Thirty years ago this year, Frank Sinatra recorded his emblematic song, "New York, New York." Today, the lyrics resonate with New Yorkers, multi-generations of Americans, and the millions who dream of one day visiting or living in the greatest city in the world.
NYC & Company, the city's official marketing, tourism and partnership organization, reports that in-bound travel to New York City in 2009 is likely to top 45 million visitors, a stronger performance than was earlier anticipated because of the recession, proving once again, that New York City is a vibrant travel destination for visitors and that even in hard times, New Yorkers always manage to make this city a thriving place, admired by millions who live here or hope to visit.
The people who come to New York City are innately "a part of it," just like Sinatra said. This year, Meb Keflezighi became the first U.S. citizen to win the ING New York City Marathon in twenty-seven years. He finished the 26.2 mile run with a huge American flag flapping proudly in his hands. Keflezighi proceeded to kiss the ground at the Central Park finish line. But Keflezighi is not American-born. He was born in Africa and became a U.S. citizen in 1998. He became an American and triumphed in New York City, proving that this city is the place for dreams to come true--for new comers and legendary institutions.
The New York Daily News called it "Pinstriped Pandemonium" this fall, referring to the crowd decked in classic Yankees pinstriped paraphernalia and their booming reaction in the Bronx when the Yankees won their 27th World Series Title. Fans from every borough had a chance to cheer the World Series Champions all the way from Battery Place and Broadway to City Hall at the November 9th parade.
Baseball clubs and, yes, even football franchises, hope for dynasties, three-peats or sweeps, but it takes a legend to make it all the way to an iconic 75th anniversary in this city. The famed Apollo Theater in Harlem is celebrating its 75th birthday after opening its doors in 1934. Since that time, the Apollo Theater has become a champion of cultural giving and a creative icon for Harlem, New York City, and the country. Performers like Ella Fitzgerald, Billie Holiday, Michael Jackson, Lauryn Hill, and Alicia Keys are all part of the Apollo's legend in our city. And for those seeking fame and trying to "make it" here, the nationally-known "Amateur Night at the Apollo" continues to provide that opportunity.
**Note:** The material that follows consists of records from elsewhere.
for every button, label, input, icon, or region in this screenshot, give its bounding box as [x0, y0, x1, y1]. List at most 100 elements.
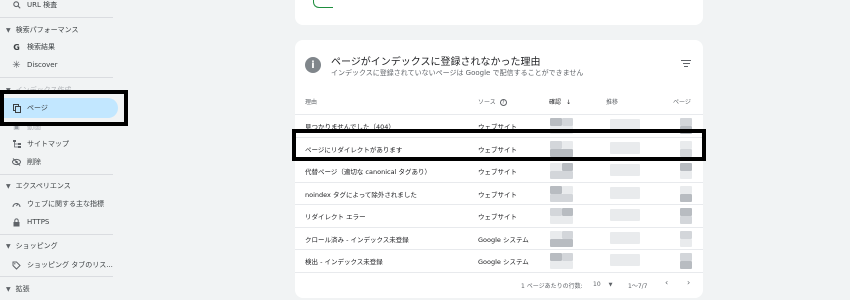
search-icon: [12, 1, 21, 10]
obscured-value: [680, 261, 692, 269]
obscured-value: [550, 148, 573, 157]
obscured-value: [562, 208, 573, 216]
obscured-value: [680, 208, 692, 216]
sidebar-item-video[interactable]: ▣ 動画: [0, 118, 120, 136]
cell-source: ウェブサイト: [478, 168, 517, 176]
cell-source: ウェブサイト: [478, 123, 517, 131]
prev-page-icon[interactable]: ‹: [665, 278, 668, 287]
sidebar: URL 検査 ▼ 検索パフォーマンス G 検索結果 ✳ Discover ▼ イ…: [0, 0, 128, 300]
obscured-value: [680, 193, 692, 202]
sidebar-item-https[interactable]: HTTPS: [0, 213, 120, 231]
obscured-value: [680, 216, 692, 224]
caret-down-icon: ▼: [6, 26, 11, 34]
sidebar-item-removals[interactable]: 削除: [0, 153, 120, 171]
obscured-value: [550, 140, 562, 149]
obscured-value: [562, 230, 573, 239]
obscured-value: [562, 118, 573, 126]
obscured-value: [610, 231, 640, 244]
sidebar-item-core-web-vitals[interactable]: ウェブに関する主な指標: [0, 195, 120, 213]
obscured-value: [550, 126, 573, 134]
section-experience[interactable]: ▼ エクスペリエンス: [0, 177, 71, 195]
section-indexing[interactable]: ▼ インデックス作成: [0, 81, 71, 99]
sidebar-item-shopping-tab[interactable]: ショッピング タブのリス...: [0, 256, 120, 274]
chart-fragment: [313, 0, 333, 8]
obscured-value: [550, 171, 573, 179]
filter-icon[interactable]: [681, 60, 691, 68]
obscured-value: [550, 185, 562, 194]
sidebar-item-sitemaps[interactable]: サイトマップ: [0, 135, 120, 153]
obscured-value: [550, 208, 562, 216]
divider: [0, 77, 113, 78]
pages-icon: [12, 103, 21, 113]
column-header-validation[interactable]: 確認 ↓: [549, 97, 571, 106]
table-row[interactable]: リダイレクト エラー ウェブサイト: [295, 204, 703, 227]
sidebar-item-pages[interactable]: ページ: [0, 98, 118, 118]
obscured-value: [562, 140, 573, 149]
section-shopping[interactable]: ▼ ショッピング: [0, 237, 58, 255]
obscured-value: [610, 209, 640, 221]
column-header-trend[interactable]: 推移: [606, 97, 618, 106]
tag-icon: [12, 261, 21, 270]
gauge-icon: [12, 200, 21, 209]
divider: [0, 234, 113, 235]
obscured-value: [680, 126, 692, 134]
section-search-performance[interactable]: ▼ 検索パフォーマンス: [0, 21, 79, 39]
obscured-value: [610, 119, 640, 131]
summary-card: [295, 0, 703, 25]
divider: [0, 276, 113, 277]
obscured-value: [610, 186, 640, 199]
obscured-value: [680, 118, 692, 126]
help-icon[interactable]: ?: [499, 99, 507, 106]
obscured-value: [680, 140, 692, 149]
cell-source: Google システム: [478, 258, 529, 266]
obscured-value: [610, 141, 640, 154]
rows-per-page-select[interactable]: 10 ▼: [593, 281, 612, 288]
obscured-value: [550, 118, 562, 126]
column-header-reason[interactable]: 理由: [305, 97, 317, 106]
sidebar-item-discover[interactable]: ✳ Discover: [0, 56, 120, 74]
column-header-pages[interactable]: ページ: [673, 97, 691, 106]
obscured-value: [562, 253, 573, 261]
sidebar-item-search-results[interactable]: G 検索結果: [0, 38, 120, 56]
next-page-icon[interactable]: ›: [687, 278, 690, 287]
lock-icon: [12, 217, 21, 227]
pagination-range: 1～7/7: [628, 283, 648, 290]
card-title: ページがインデックスに登録されなかった理由: [331, 57, 541, 68]
cell-source: ウェブサイト: [478, 213, 517, 221]
sidebar-item-url-inspection[interactable]: URL 検査: [0, 0, 120, 14]
video-icon: ▣: [13, 123, 20, 131]
obscured-value: [550, 216, 573, 224]
obscured-value: [562, 185, 573, 194]
not-indexed-reasons-card: i ページがインデックスに登録されなかった理由 インデックスに登録されていないペ…: [295, 40, 703, 298]
table-row[interactable]: 見つかりませんでした（404） ウェブサイト: [295, 114, 703, 137]
obscured-value: [680, 230, 692, 239]
cell-reason: クロール済み - インデックス未登録: [305, 235, 409, 244]
section-enhancements[interactable]: ▼ 拡張: [0, 280, 30, 298]
arrow-down-icon: ↓: [565, 99, 571, 106]
cell-reason: ページにリダイレクトがあります: [305, 145, 403, 154]
caret-down-icon: ▼: [6, 86, 11, 94]
obscured-value: [680, 253, 692, 261]
rows-per-page-label: 1 ページあたりの行数:: [521, 283, 583, 290]
divider: [0, 174, 113, 175]
caret-down-icon: ▼: [6, 285, 11, 293]
table-row[interactable]: クロール済み - インデックス未登録 Google システム: [295, 227, 703, 250]
column-header-source[interactable]: ソース?: [478, 97, 507, 106]
obscured-value: [550, 193, 573, 202]
sidebar-item-label: URL 検査: [27, 1, 58, 9]
google-g-icon: G: [13, 42, 20, 52]
eye-off-icon: [12, 158, 21, 167]
obscured-value: [610, 254, 640, 266]
obscured-value: [562, 163, 573, 171]
table-row[interactable]: noindex タグによって除外されました ウェブサイト: [295, 182, 703, 205]
table-row[interactable]: ページにリダイレクトがあります ウェブサイト: [295, 137, 703, 160]
table-row[interactable]: 代替ページ（適切な canonical タグあり） ウェブサイト: [295, 159, 703, 182]
table-row[interactable]: 検出 - インデックス未登録 Google システム: [295, 249, 703, 272]
cell-reason: 代替ページ（適切な canonical タグあり）: [305, 168, 431, 176]
cell-reason: 見つかりませんでした（404）: [305, 123, 395, 131]
obscured-value: [550, 238, 573, 247]
obscured-value: [550, 261, 573, 269]
info-icon: i: [305, 57, 321, 73]
obscured-value: [550, 163, 562, 171]
obscured-value: [680, 238, 692, 247]
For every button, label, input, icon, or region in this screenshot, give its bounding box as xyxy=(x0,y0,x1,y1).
The Apollo celebration started in January led the way for others. In February, Alice Tully Hall, the Lincoln Center 1960s-era premier Concert Hall, went from a construction site to a place of rejuvenation. The architects' goal for the renovation was to make Alice Tully Hall more connected to the city, more open and welcoming to pedestrians. This is what our city's landmarks have stood for since the beginning. Central Park officially opened 150 years ago this year and this urban public park, too, was designed to flow openly--for everyone.
Modern versions of these concepts are finding their way into the New York City lexicon. There is an innovative place in the city that just completed an entire year of being in business. It's on the cutting edge. It has everything. Twenty-two restaurants, children friendly, free Wi-Fi, ample seating or a place to lie down for a relaxing massage. It's JFK's JetBlue terminal. Sure it gets buzz for its approach to customer service but that's not only what distinguishes it. What makes this terminal important is how it was developed to welcome people to our city. This concept of welcoming tourists is critical. For example, we know that international travelers make up 20% on average of our city's tourists. But the key is, they stay longer and spend more. Tourism is a vital part of our city's economy and welcoming our guests in new and innovative ways is a good idea and good business.
Possibly New York City's most important anniversary this year is credited to Henry Hudson who in 1609 boarded his Dutch vessel, Halve Maen, to a place called New Amsterdam, later New York. The 400th anniversary of Henry Hudson's discovery of Manhattan was marked by wonderful city-wide celebrations including the Metropolitan Museum of Art's Johannes Vermeer exhibit, the New Island Festival and the unveiling of the New Amsterdam Plein & Pavilion at Battery Park and other events all year long. Ironically, this year the Hudson River was the site of an event of upmost exuberance when Capt. "Sully" Sullenberger safely landed U.S. Airways flight 1549 in the Hudson River, saving the lives of 155 people on board. An event dubbed by some as the "Miracle on the Hudson."
In a city sometimes known for its toughness and grit, there is always a great deal of hope. The world is reminded of that each New Year's Eve when an estimated 500,000 people from all over are welcomed to watch a Waterford crystal ball drop at the stroke of midnight; disparate people together in Times Square enjoying a celebration of all good things to come in the New Year. To every New Yorker, our holiday visitors, and every admirer of New York City, have a happy, safe and healthy New Year.
Jonathan Tisch is Co-Chairman of the Board for Loews Corp., Chairman and CEO of Loews Hotels and host of television's "Beyond the Boardroom with Jonathan Tisch."